There’s no question that Harper has been a better offensive player, but there are questions about the defensive valuations, because defensive metrics aren’t as refined at this point as offensive metrics are. It is much easier to prove that Harper has been +10 runs better with the bat this year than it is to prove that Marte has been +3 runs better defensively by UZR, or +7 runs better defensively by DRS. There are more sources for error in the defensive metrics, and Heyman’s tweet led to a discussion on Twitter about the usefulness of including small sample defensive metrics in WAR.

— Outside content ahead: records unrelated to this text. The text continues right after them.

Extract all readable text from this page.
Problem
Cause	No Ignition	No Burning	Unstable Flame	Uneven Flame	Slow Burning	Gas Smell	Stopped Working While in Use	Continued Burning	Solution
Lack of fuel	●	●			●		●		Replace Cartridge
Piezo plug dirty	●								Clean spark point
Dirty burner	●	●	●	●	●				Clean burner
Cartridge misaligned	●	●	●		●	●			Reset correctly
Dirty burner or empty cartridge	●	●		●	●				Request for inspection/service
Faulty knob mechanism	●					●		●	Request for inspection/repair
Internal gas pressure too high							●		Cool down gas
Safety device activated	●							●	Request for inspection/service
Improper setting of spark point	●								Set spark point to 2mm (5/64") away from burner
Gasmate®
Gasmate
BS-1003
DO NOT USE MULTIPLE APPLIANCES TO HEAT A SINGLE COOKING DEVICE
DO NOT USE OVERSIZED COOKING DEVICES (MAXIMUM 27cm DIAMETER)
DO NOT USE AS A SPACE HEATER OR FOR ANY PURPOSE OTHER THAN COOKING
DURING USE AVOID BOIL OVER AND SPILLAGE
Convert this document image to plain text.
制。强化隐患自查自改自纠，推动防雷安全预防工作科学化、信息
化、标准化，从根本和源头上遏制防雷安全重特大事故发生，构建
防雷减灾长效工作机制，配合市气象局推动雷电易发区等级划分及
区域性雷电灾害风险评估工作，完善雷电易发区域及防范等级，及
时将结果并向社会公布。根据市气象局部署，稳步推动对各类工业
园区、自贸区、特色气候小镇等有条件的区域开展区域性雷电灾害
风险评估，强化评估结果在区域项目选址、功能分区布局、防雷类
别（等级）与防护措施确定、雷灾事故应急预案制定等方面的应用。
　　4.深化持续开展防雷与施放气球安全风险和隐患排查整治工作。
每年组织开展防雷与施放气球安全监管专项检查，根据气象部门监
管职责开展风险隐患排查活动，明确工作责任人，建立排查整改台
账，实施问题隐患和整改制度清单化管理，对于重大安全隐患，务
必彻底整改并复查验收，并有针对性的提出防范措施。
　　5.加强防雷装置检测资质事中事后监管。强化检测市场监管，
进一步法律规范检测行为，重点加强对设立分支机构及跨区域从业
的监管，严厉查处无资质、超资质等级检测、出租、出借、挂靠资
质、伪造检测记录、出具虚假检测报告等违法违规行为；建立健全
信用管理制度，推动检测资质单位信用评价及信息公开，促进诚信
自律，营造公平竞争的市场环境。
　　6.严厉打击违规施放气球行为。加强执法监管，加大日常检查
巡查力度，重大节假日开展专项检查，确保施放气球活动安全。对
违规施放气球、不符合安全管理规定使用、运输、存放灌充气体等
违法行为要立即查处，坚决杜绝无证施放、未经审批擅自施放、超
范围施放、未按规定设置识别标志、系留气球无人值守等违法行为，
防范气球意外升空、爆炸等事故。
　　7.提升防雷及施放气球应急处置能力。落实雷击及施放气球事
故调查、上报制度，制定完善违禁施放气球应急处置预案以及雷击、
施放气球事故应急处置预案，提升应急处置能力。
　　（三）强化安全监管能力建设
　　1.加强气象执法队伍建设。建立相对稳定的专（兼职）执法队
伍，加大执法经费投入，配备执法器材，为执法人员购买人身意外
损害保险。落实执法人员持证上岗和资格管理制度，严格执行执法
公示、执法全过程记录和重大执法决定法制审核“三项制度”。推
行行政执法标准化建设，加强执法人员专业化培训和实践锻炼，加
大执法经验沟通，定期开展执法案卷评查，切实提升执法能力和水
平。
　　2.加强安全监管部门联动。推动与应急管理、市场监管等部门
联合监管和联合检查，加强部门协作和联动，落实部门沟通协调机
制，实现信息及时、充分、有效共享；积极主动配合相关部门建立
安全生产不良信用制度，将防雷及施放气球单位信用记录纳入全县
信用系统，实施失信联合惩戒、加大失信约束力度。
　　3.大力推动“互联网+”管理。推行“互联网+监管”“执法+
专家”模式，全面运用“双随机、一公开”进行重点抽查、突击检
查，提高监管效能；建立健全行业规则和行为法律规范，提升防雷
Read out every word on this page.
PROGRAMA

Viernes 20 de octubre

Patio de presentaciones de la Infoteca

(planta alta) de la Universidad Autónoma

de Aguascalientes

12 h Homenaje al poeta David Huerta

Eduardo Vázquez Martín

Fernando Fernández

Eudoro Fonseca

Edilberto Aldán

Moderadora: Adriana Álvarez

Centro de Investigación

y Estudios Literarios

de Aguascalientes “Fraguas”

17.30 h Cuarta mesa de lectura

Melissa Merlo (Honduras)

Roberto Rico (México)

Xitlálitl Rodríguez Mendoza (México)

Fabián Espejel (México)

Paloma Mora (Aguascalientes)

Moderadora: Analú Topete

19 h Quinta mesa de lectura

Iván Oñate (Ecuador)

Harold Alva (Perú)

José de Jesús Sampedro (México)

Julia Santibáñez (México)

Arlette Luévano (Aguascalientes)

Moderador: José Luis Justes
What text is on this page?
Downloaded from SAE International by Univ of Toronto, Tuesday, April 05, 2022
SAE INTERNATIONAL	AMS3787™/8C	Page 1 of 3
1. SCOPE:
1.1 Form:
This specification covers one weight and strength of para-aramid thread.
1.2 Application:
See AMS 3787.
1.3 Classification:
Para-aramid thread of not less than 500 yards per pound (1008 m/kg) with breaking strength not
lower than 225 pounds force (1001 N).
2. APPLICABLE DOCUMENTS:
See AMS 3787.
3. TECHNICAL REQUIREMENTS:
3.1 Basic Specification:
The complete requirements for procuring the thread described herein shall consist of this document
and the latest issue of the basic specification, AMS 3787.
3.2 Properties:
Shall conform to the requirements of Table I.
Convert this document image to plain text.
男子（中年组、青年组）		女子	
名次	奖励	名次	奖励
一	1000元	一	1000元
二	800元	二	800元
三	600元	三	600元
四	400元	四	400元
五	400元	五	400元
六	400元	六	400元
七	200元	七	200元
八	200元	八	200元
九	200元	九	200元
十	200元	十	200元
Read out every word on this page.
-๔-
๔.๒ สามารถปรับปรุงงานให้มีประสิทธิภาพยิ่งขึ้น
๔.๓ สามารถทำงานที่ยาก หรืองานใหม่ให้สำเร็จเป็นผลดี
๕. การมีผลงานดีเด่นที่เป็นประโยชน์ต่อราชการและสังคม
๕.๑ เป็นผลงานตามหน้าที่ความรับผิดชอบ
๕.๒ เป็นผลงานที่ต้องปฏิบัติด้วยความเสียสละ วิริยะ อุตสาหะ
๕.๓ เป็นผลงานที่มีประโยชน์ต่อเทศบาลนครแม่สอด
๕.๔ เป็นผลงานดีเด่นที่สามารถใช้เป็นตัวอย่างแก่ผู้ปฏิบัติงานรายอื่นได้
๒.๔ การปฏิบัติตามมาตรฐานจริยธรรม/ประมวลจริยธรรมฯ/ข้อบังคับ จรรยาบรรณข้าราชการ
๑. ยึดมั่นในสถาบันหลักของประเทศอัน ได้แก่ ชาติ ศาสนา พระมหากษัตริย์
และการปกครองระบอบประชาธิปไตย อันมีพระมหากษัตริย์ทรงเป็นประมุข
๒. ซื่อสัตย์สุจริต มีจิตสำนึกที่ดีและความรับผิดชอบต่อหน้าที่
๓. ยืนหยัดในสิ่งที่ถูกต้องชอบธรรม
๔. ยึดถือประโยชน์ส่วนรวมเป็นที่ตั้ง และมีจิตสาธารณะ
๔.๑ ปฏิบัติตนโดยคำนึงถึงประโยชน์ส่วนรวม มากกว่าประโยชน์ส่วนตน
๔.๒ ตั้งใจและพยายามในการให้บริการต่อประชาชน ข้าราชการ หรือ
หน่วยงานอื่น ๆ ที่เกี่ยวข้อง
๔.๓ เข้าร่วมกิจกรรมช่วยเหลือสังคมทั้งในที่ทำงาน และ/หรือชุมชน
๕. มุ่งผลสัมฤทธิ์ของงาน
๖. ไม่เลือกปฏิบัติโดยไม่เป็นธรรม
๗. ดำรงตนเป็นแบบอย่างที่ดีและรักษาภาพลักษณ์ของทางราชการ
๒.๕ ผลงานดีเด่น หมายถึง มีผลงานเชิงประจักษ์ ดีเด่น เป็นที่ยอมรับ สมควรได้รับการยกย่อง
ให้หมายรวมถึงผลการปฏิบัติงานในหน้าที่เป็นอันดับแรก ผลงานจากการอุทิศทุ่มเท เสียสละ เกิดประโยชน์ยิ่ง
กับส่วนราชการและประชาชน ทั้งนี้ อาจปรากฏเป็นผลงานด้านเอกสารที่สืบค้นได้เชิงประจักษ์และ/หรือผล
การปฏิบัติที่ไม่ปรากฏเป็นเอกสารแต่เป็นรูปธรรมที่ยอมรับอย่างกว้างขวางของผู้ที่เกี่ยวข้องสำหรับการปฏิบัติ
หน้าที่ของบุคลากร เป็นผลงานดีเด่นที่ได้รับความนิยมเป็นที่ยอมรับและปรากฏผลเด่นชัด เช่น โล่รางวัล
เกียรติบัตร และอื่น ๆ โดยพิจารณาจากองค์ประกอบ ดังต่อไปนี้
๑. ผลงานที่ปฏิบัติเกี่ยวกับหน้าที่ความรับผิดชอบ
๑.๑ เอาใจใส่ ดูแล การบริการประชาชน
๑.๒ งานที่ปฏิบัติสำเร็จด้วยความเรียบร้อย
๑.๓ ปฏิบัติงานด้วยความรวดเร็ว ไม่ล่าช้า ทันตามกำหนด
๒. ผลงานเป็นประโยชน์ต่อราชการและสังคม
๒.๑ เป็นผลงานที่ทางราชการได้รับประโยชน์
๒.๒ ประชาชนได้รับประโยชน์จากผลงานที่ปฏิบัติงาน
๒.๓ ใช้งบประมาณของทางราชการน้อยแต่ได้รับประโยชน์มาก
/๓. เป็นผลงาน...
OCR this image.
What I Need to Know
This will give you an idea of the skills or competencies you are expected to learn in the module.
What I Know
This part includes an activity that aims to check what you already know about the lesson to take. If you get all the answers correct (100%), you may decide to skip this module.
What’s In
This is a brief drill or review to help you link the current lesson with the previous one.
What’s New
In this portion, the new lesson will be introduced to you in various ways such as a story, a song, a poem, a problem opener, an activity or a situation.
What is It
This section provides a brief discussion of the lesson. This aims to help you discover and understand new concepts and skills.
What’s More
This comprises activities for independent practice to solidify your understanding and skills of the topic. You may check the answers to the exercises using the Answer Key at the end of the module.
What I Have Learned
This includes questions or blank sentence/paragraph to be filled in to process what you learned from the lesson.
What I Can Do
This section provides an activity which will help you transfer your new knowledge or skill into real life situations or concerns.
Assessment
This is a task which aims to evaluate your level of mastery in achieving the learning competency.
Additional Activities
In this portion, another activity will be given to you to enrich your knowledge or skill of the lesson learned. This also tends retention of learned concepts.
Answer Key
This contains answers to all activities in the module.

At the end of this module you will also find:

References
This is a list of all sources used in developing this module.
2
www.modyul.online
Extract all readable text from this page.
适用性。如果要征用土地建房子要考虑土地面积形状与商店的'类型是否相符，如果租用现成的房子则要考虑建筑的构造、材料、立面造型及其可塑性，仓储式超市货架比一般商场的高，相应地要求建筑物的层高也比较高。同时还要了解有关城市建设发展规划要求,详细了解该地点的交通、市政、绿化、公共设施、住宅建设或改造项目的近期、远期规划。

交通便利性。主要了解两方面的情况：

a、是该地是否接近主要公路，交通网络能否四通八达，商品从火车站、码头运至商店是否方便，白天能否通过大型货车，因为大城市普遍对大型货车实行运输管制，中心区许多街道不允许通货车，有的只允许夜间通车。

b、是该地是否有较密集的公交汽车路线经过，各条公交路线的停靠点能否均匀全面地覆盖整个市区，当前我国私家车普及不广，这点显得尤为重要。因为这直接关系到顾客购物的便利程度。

I’ve written before about the strong correlation between team WAR and team winning percentage, and others have followed up with similar analysis more recently. However, all those articles have focused on full season or multi-season data samples, and since the question was raised and I hadn’t yet seen it answered, I became curious about whether WAR would actually correlate better at this point in the year if we just assumed every player in baseball was an average defender.
Essentially, if we just removed defensive metrics from the equation, and evaluated teams solely on their hitting and pitching, how would our WAR calculation compare to team winning percentage? And how does WAR correlate to team winning percentage based on just April 2013 data, when we’re dealing with much smaller sample sizes?